Moral Positions. A Dream.

By Thomas Moore

"His Lordship said that it took a long time for a moral position to find its way across the Atlantic. He was very sorry that its voyage had been so long," etc.--Speech of Lord Dudley and Ward on Colonial Slavery, March 8. T'other night, after hearing Lord Dudley's oration (A treat that comes once a year as May-day does), I dreamt that I saw--what a strange operation! A "moral position" shipt off for Barbadoes. The whole Bench of Bishops stood by in grave attitudes, Packing the article tidy and neat;-- As their Reverences know that in southerly latitudes "Moral positions" don't keep very sweet.
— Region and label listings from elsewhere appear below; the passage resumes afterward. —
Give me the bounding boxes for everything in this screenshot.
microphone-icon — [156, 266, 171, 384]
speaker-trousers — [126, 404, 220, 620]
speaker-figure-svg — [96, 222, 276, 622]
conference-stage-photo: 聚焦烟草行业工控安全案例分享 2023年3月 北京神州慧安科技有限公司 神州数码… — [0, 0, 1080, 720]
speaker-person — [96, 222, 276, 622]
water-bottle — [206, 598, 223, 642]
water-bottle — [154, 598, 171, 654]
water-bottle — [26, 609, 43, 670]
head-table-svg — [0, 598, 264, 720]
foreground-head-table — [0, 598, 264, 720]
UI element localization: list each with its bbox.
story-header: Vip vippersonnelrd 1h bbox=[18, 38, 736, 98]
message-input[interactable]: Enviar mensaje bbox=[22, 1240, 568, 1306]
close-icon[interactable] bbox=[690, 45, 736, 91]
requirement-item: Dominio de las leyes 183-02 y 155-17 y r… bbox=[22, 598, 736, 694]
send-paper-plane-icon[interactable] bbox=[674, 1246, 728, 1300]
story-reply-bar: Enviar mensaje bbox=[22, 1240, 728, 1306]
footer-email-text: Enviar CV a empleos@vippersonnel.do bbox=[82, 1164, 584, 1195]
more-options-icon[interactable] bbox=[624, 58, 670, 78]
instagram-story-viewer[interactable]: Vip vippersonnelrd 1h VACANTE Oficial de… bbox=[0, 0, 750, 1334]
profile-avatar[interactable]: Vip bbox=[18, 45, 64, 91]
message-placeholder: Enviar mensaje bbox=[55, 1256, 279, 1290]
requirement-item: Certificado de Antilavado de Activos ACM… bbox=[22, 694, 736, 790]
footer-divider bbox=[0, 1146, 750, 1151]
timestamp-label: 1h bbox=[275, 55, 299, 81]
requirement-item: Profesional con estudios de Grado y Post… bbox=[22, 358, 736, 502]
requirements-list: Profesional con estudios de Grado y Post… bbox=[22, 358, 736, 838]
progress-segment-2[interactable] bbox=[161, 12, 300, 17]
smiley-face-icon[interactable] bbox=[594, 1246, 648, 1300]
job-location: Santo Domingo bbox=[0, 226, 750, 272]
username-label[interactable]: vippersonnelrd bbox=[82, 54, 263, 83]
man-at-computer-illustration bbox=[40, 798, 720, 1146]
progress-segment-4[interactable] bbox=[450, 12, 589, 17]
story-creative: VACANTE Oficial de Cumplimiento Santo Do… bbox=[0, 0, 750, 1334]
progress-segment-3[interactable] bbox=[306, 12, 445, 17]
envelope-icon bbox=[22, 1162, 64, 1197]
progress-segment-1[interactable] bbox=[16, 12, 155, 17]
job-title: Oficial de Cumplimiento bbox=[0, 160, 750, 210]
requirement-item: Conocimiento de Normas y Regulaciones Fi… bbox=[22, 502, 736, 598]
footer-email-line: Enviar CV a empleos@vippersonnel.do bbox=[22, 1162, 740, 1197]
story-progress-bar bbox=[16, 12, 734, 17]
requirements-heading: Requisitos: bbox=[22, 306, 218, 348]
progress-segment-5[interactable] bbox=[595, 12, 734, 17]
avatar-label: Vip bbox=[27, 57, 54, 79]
There was Bathurst arranging the custom-house pass; And to guard the frail package from tousing and routing, There stood my Lord Eldon, endorsing it "Glass," Tho' as to which side should lie uppermost, doubting. The freight was however stowed safe in the hold; The winds were polite and the moon lookt romantic, While off in the good ship "The Truth" we were rolled, With our ethical cargo, across the Atlantic. Long, dolefully long, seemed the voyage we made; For "The Truth," at all times but a very slow sailer, By friends, near as much as by foes, is delayed, And few come aboard her tho' so many hail her. At length, safe arrived, I went thro' "tare and tret," Delivered my goods in the primest condition. And next morning read in the Bridge-town Gazette, "Just arrived by 'The Truth,' a new moral position. "The Captain"--here, startled to find myself named As "the Captain"--(a thing which, I own it with pain, I thro' life have avoided,) I woke--lookt ashamed, Found I wasn't a captain and dozed off again.